И Ганс Касторп грезил, устремив взгляд на руку мадам Шоша. Как женщины одеваются! Они показывают какую-то часть своего затылка и своей груди, окутывают плечи прозрачным газом! Они ведут себя так на всем земном шаре, чтобы пробудить в нас страстное желание. Господи боже мой, ведь жизнь прекрасна! Она прекрасна потому, что женщины одеваются соблазнительно, — и все люди считают, что так и надо, это повсюду принято и настолько распространено, что никто об этом не думает, никто не возражает, каждый бессознательно мирится с этим. А подумать следовало бы, говорил себе Ганс Касторп: если хочешь радоваться жизни, то надо понять, что этот обычай может дать счастье, это просто сказочный обычай. Конечно, женщины одеваются сказочно и соблазнительно ради определенной цели и не нарушают этим приличий, ибо тут вопрос грядущих поколений, продолжения человеческого рода: все это понятно. Но как быть, если женщина больна и вовсе не пригодна для материнства? Что тогда? Имеет ли для нее смысл носить газовые рукава, чтобы будить в мужчинах любопытство к ее телу — к ее телу, внутри которого сидит болезнь? Очевидно, что это не имеет никакого смысла и должно было бы считаться неприличным и запрещаться. Ведь интерес мужчины к больной женщине так же неоправдан, как… ну, скажем, затаенный интерес Ганса Касторпа к Пшибыславу Хиппе. Глупое сравнение, довольно мучительное воспоминание! Но оно возникло само собой, без его участия. Впрочем, смутные домыслы Ганса Касторпа на этом прервались, главным образом потому, что его вниманием снова завладел доктор Кроковский, голос которого неожиданно зазвучал гораздо громче. Он стоял за своим столиком, раскинув руки, склонив голову набок, и, несмотря на сюртук, чуть ли не напоминал распятого Иисуса Христа!

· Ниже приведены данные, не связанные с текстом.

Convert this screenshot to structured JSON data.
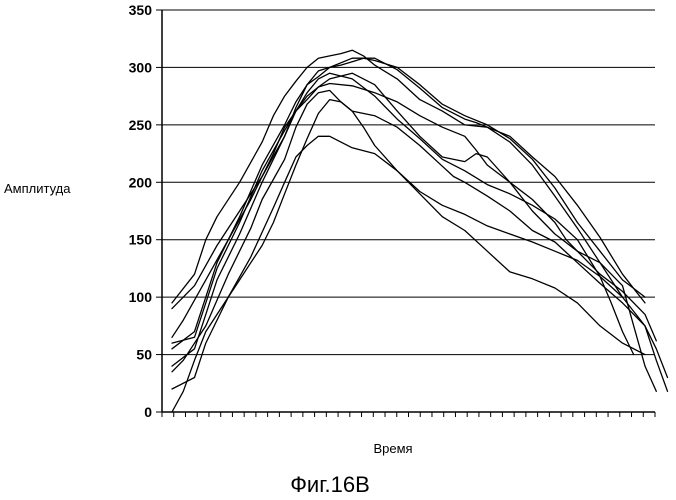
{
  "figure": {
    "caption": "Фиг.16В"
  },
  "chart_data": {
    "type": "line",
    "title": "",
    "xlabel": "Время",
    "ylabel": "Амплитуда",
    "ylim": [
      0,
      350
    ],
    "yticks": [
      0,
      50,
      100,
      150,
      200,
      250,
      300,
      350
    ],
    "xlim": [
      0,
      42
    ],
    "x_minor_tick_count": 42,
    "grid": "horizontal",
    "line_color": "#000000",
    "series": [
      {
        "values": [
          [
            0,
            90
          ],
          [
            2,
            110
          ],
          [
            4,
            145
          ],
          [
            6,
            175
          ],
          [
            8,
            205
          ],
          [
            10,
            240
          ],
          [
            11,
            265
          ],
          [
            12,
            285
          ],
          [
            13,
            297
          ],
          [
            14,
            300
          ],
          [
            15,
            302
          ],
          [
            16,
            305
          ],
          [
            17,
            308
          ],
          [
            18,
            306
          ],
          [
            20,
            300
          ],
          [
            22,
            285
          ],
          [
            24,
            268
          ],
          [
            26,
            258
          ],
          [
            28,
            250
          ],
          [
            30,
            238
          ],
          [
            32,
            220
          ],
          [
            34,
            195
          ],
          [
            36,
            165
          ],
          [
            38,
            140
          ],
          [
            40,
            115
          ],
          [
            42,
            100
          ]
        ]
      },
      {
        "values": [
          [
            0,
            95
          ],
          [
            2,
            120
          ],
          [
            3,
            150
          ],
          [
            4,
            170
          ],
          [
            6,
            200
          ],
          [
            8,
            235
          ],
          [
            9,
            258
          ],
          [
            10,
            275
          ],
          [
            11,
            288
          ],
          [
            12,
            300
          ],
          [
            13,
            308
          ],
          [
            14,
            310
          ],
          [
            15,
            312
          ],
          [
            16,
            315
          ],
          [
            17,
            310
          ],
          [
            18,
            302
          ],
          [
            20,
            290
          ],
          [
            22,
            272
          ],
          [
            24,
            262
          ],
          [
            26,
            250
          ],
          [
            28,
            248
          ],
          [
            30,
            235
          ],
          [
            32,
            215
          ],
          [
            34,
            188
          ],
          [
            36,
            160
          ],
          [
            38,
            130
          ],
          [
            40,
            100
          ]
        ]
      },
      {
        "values": [
          [
            0,
            55
          ],
          [
            2,
            70
          ],
          [
            3,
            100
          ],
          [
            4,
            130
          ],
          [
            6,
            170
          ],
          [
            8,
            215
          ],
          [
            10,
            250
          ],
          [
            11,
            270
          ],
          [
            12,
            285
          ],
          [
            13,
            292
          ],
          [
            14,
            300
          ],
          [
            16,
            308
          ],
          [
            18,
            308
          ],
          [
            20,
            298
          ],
          [
            22,
            282
          ],
          [
            24,
            265
          ],
          [
            26,
            255
          ],
          [
            27,
            252
          ],
          [
            28,
            248
          ],
          [
            30,
            240
          ],
          [
            32,
            222
          ],
          [
            34,
            205
          ],
          [
            36,
            180
          ],
          [
            38,
            152
          ],
          [
            40,
            120
          ],
          [
            42,
            95
          ]
        ]
      },
      {
        "values": [
          [
            0,
            60
          ],
          [
            2,
            65
          ],
          [
            3,
            95
          ],
          [
            4,
            125
          ],
          [
            6,
            165
          ],
          [
            8,
            210
          ],
          [
            10,
            245
          ],
          [
            11,
            262
          ],
          [
            12,
            275
          ],
          [
            13,
            283
          ],
          [
            14,
            290
          ],
          [
            16,
            295
          ],
          [
            18,
            285
          ],
          [
            20,
            262
          ],
          [
            22,
            240
          ],
          [
            24,
            222
          ],
          [
            26,
            218
          ],
          [
            27,
            225
          ],
          [
            28,
            222
          ],
          [
            30,
            200
          ],
          [
            32,
            175
          ],
          [
            34,
            155
          ],
          [
            36,
            140
          ],
          [
            38,
            130
          ],
          [
            40,
            110
          ],
          [
            41,
            75
          ],
          [
            42,
            40
          ],
          [
            43,
            18
          ]
        ]
      },
      {
        "values": [
          [
            0,
            65
          ],
          [
            1,
            80
          ],
          [
            3,
            115
          ],
          [
            5,
            150
          ],
          [
            7,
            185
          ],
          [
            9,
            225
          ],
          [
            10,
            248
          ],
          [
            11,
            262
          ],
          [
            12,
            272
          ],
          [
            13,
            283
          ],
          [
            14,
            286
          ],
          [
            16,
            284
          ],
          [
            18,
            278
          ],
          [
            20,
            270
          ],
          [
            22,
            258
          ],
          [
            24,
            248
          ],
          [
            26,
            240
          ],
          [
            27,
            228
          ],
          [
            28,
            215
          ],
          [
            30,
            200
          ],
          [
            32,
            185
          ],
          [
            34,
            165
          ],
          [
            35,
            150
          ],
          [
            36,
            140
          ],
          [
            38,
            120
          ],
          [
            40,
            105
          ],
          [
            42,
            85
          ],
          [
            43,
            62
          ]
        ]
      },
      {
        "values": [
          [
            0,
            40
          ],
          [
            2,
            55
          ],
          [
            3,
            85
          ],
          [
            4,
            115
          ],
          [
            6,
            155
          ],
          [
            8,
            200
          ],
          [
            10,
            240
          ],
          [
            11,
            262
          ],
          [
            12,
            278
          ],
          [
            13,
            290
          ],
          [
            14,
            295
          ],
          [
            16,
            290
          ],
          [
            18,
            275
          ],
          [
            20,
            255
          ],
          [
            22,
            238
          ],
          [
            24,
            220
          ],
          [
            26,
            210
          ],
          [
            28,
            198
          ],
          [
            30,
            190
          ],
          [
            32,
            180
          ],
          [
            34,
            168
          ],
          [
            36,
            150
          ],
          [
            38,
            118
          ],
          [
            39,
            95
          ],
          [
            40,
            70
          ],
          [
            41,
            50
          ]
        ]
      },
      {
        "values": [
          [
            0,
            35
          ],
          [
            1,
            45
          ],
          [
            3,
            75
          ],
          [
            5,
            120
          ],
          [
            7,
            160
          ],
          [
            8,
            185
          ],
          [
            10,
            220
          ],
          [
            11,
            248
          ],
          [
            12,
            268
          ],
          [
            13,
            278
          ],
          [
            14,
            280
          ],
          [
            15,
            270
          ],
          [
            16,
            262
          ],
          [
            18,
            258
          ],
          [
            20,
            248
          ],
          [
            22,
            232
          ],
          [
            24,
            214
          ],
          [
            25,
            205
          ],
          [
            26,
            200
          ],
          [
            28,
            188
          ],
          [
            30,
            175
          ],
          [
            32,
            158
          ],
          [
            34,
            148
          ],
          [
            36,
            130
          ],
          [
            38,
            112
          ],
          [
            40,
            95
          ],
          [
            42,
            75
          ],
          [
            43,
            55
          ],
          [
            44,
            30
          ]
        ]
      },
      {
        "values": [
          [
            0,
            20
          ],
          [
            2,
            30
          ],
          [
            3,
            60
          ],
          [
            5,
            100
          ],
          [
            7,
            135
          ],
          [
            9,
            178
          ],
          [
            10,
            200
          ],
          [
            11,
            222
          ],
          [
            12,
            232
          ],
          [
            13,
            240
          ],
          [
            14,
            240
          ],
          [
            15,
            235
          ],
          [
            16,
            230
          ],
          [
            18,
            225
          ],
          [
            20,
            210
          ],
          [
            22,
            190
          ],
          [
            24,
            170
          ],
          [
            26,
            158
          ],
          [
            28,
            140
          ],
          [
            30,
            122
          ],
          [
            32,
            116
          ],
          [
            34,
            108
          ],
          [
            36,
            95
          ],
          [
            38,
            75
          ],
          [
            40,
            60
          ],
          [
            42,
            50
          ]
        ]
      },
      {
        "values": [
          [
            0,
            0
          ],
          [
            1,
            18
          ],
          [
            2,
            45
          ],
          [
            3,
            70
          ],
          [
            5,
            100
          ],
          [
            6,
            115
          ],
          [
            7,
            130
          ],
          [
            8,
            145
          ],
          [
            9,
            165
          ],
          [
            10,
            190
          ],
          [
            11,
            215
          ],
          [
            12,
            238
          ],
          [
            13,
            260
          ],
          [
            14,
            272
          ],
          [
            15,
            270
          ],
          [
            16,
            262
          ],
          [
            17,
            248
          ],
          [
            18,
            232
          ],
          [
            20,
            210
          ],
          [
            22,
            192
          ],
          [
            24,
            180
          ],
          [
            26,
            172
          ],
          [
            28,
            162
          ],
          [
            30,
            155
          ],
          [
            32,
            148
          ],
          [
            34,
            140
          ],
          [
            36,
            132
          ],
          [
            38,
            118
          ],
          [
            40,
            100
          ],
          [
            42,
            75
          ],
          [
            43,
            45
          ],
          [
            44,
            18
          ]
        ]
      }
    ]
  }
}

Оказалось, что в конце доклада доктор Кроковский стал энергично пропагандировать расчленение души и, раскрыв объятия, звал всех прийти к нему. Придите ко мне, говорил он другими словами, все страждущие и обремененные! И, видимо, был глубоко убежден в том, что все без исключения страждут и обременены. Он говорил о скрытых страданиях, о тоске и стыде, об освобождающей силе психоанализа; пел хвалы просветлению подсознания, утверждал, что болезнь снова превращается в аффект, когда он осознан, призывал к доверию, сулил выздоровление. Затем опустил руки, выпрямился, собрал листки, которыми пользовался для своей лекции, и, точно учитель, зажав их под мышкой, удалился с высоко поднятой головой через галерею.
Все встали, отодвинули стулья и начали медленно двигаться к тому же выходу, через который доктор Кроковский покинул зал. Казалось, будто они теснятся следом за ним концентрическими кругами, со всех сторон влекутся к нему нерешительно и смущенно, но в безвольном единодушии, точно крысы, подманенные крысоловом. Ганс Касторп остановился среди этого людского потока, ухватившись за спинку стула. «Я ведь здесь только гость, — подумал он. — Я здоров и, слава богу, вообще иду не в счет, а к следующей лекции меня уже здесь не будет».
Он следил за мадам Шоша, — она шла словно крадучись, выставив вперед голову. Интересно, позволяет ли она тоже себя расчленять… При этой мысли сердце у него заколотилось. Он не заметил, что Иоахим пробирается к нему между стульями, и нервно вздрогнул, когда двоюродный брат с ним заговорил.
— А ты явился в последнюю минуту? Далеко ходил? Хорошо было?
— О, очень приятно, — отозвался Ганс Касторп. — Да, довольно далеко. Но, должен признаться, путешествие мое подействовало на меня не так благотворно, как я ожидал. Или я поторопился с этой прогулкой, или они мне вообще не на пользу. Впредь я от них воздержусь.
Иоахим спросил, понравилась ли ему лекция, но Ганс Касторп не ответил. Словно по молчаливому соглашению, они и потом не обмолвились о ней ни единым словом.
Сомнения и рассуждения
Итак, во вторник исполнилась неделя пребывания нашего героя «здесь наверху»; поэтому, возвратившись с утренней прогулки, он нашел у себя в комнате первый счет за неделю, аккуратно составленный коммерческий документ в зеленой обложке, с грифом санатория (где весьма заманчиво и живописно было изображено здание «Берггофа»), а под ним слева была напечатана колонкой выборка из проспекта, в которой в разрядку было упомянуто и о «психическом лечении новейшими методами». В каллиграфически выведенном расчете значилось точно 180 франков; за уход и лечение — 12; за комнату по 8 франков в день; в графе «Вступительный взнос» — 20 франков, в графе «Дезинфекция комнаты» — 10, потом небольшая сумма за белье, за пиво и вино, выпитые за первым ужином, таким образом, получалась круглая сумма.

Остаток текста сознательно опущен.